Did Google Wipe Its Employee’s Personal Phone?

Did Google Wipe Its Employee’s Personal Phone?

Google has found itself at the centre of considerable backlash once again, this time for placing two employees on administrative leave for uncertain reasons, as well as for contracting famous union-busting firm IRI. At a worker-led rally Friday morning on the company’s San Francisco campus, another revelation came to light: the phone of one recently disciplined employee was allegedly rendered mysteriously unusable.

“Two weeks ago yesterday, I received an email from my manager telling me that I would have a meeting with the Global Investigations team,” Rebecca Rivers, one of the two employees recently put on leave, said this morning. “At nearly the exact same time, my personal phone was either corrupted or wiped. Everything on my phone that was not backed up to the cloud is gone, including four months of my transition timeline photos, and I will never get those back.”

While Rivers does not go so far as to explictly claim that the incident is more than an unnerving coincidence, the implication appears to be that Google was behind the strange loss of data.

Rivers and fellow colleague Lawrence Berland were both subject to internal investigations and discipline, according to an internal memo obtained earlier this week by CNBC’s Jennifer Elias. According to Google, both were engaged in leaking of company information to the press. Both Rivers and Berland have denied leaking internal Google information to the press.

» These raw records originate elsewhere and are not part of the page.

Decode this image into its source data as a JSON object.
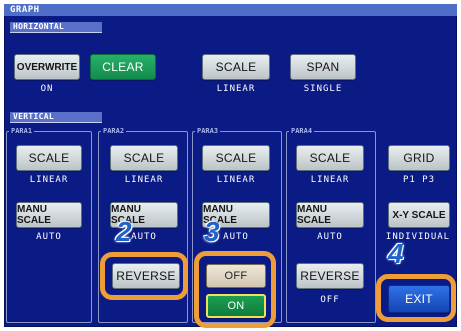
{
  "title": "GRAPH",
  "horizontal": {
    "label": "HORIZONTAL",
    "overwrite": {
      "label": "OVERWRITE",
      "value": "ON"
    },
    "clear": {
      "label": "CLEAR"
    },
    "scale": {
      "label": "SCALE",
      "value": "LINEAR"
    },
    "span": {
      "label": "SPAN",
      "value": "SINGLE"
    }
  },
  "vertical": {
    "label": "VERTICAL",
    "params": [
      {
        "label": "PARA1",
        "scale_label": "SCALE",
        "scale_value": "LINEAR",
        "manu_label": "MANU SCALE",
        "manu_value": "AUTO"
      },
      {
        "label": "PARA2",
        "scale_label": "SCALE",
        "scale_value": "LINEAR",
        "manu_label": "MANU SCALE",
        "manu_value": "AUTO"
      },
      {
        "label": "PARA3",
        "scale_label": "SCALE",
        "scale_value": "LINEAR",
        "manu_label": "MANU SCALE",
        "manu_value": "AUTO"
      },
      {
        "label": "PARA4",
        "scale_label": "SCALE",
        "scale_value": "LINEAR",
        "manu_label": "MANU SCALE",
        "manu_value": "AUTO"
      }
    ],
    "reverse2": {
      "label": "REVERSE"
    },
    "off_option": {
      "label": "OFF"
    },
    "on_option": {
      "label": "ON"
    },
    "reverse4": {
      "label": "REVERSE",
      "value": "OFF"
    },
    "grid": {
      "label": "GRID",
      "value": "P1 P3"
    },
    "xy_scale": {
      "label": "X-Y SCALE",
      "value": "INDIVIDUAL"
    },
    "exit": {
      "label": "EXIT"
    }
  },
  "annotations": {
    "step2": "2",
    "step3": "3",
    "step4": "4"
  },
  "colors": {
    "panel": "#0b1b86",
    "title_bar": "#4f6ec9",
    "highlight_ring": "#ee9d38",
    "step_number": "#1f64c8",
    "selected_green": "#138b4b",
    "exit_blue": "#1545b4"
  }
}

In his speech today, Berland also claims the Global Investigations team were clear that he was not accused of leaking. Instead, Rivers and Berland, as well as many of the company’s activists, feel that company retaliation for prior organising efforts is the true source of these unusual disciplinary measures. During his two-and-a-half hour meeting with Global Investigations, Berland said, “they wanted me to identify my co-workers who are coming together to improve our workplace—and I’m pretty sure that’s illegal.”

Rivers, according to other Google workers, was involved in crafting a memo urging the company to sever ties with U.S. Customs and Border Protection, the agency brutally implementing the Trump administration’s nativist policies through deportations and detention camps. Berland was part of an attempt to have Google removed from the San Fransisco Pride Parade following the ugly battle between Vox journalist Carlos Maza and far-right talking head Steven Crowder which video subsidiary YouTube was exceptionally slow to weigh in on.

According to Berland’s speech at today’s rally, while the news of IRI being hired on only broke this week, Google executives have been meeting with members of the firm since this spring. “You don’t hire consultants like that to help you decide if you’re going to crack down on your employees. You hire consultants like that because you’ve decided to crack down on your employees,” Berland said today. “Unfortunately for them, it isn’t working.”

We’ve reached out to Google to comment on these new details and will update if we hear back.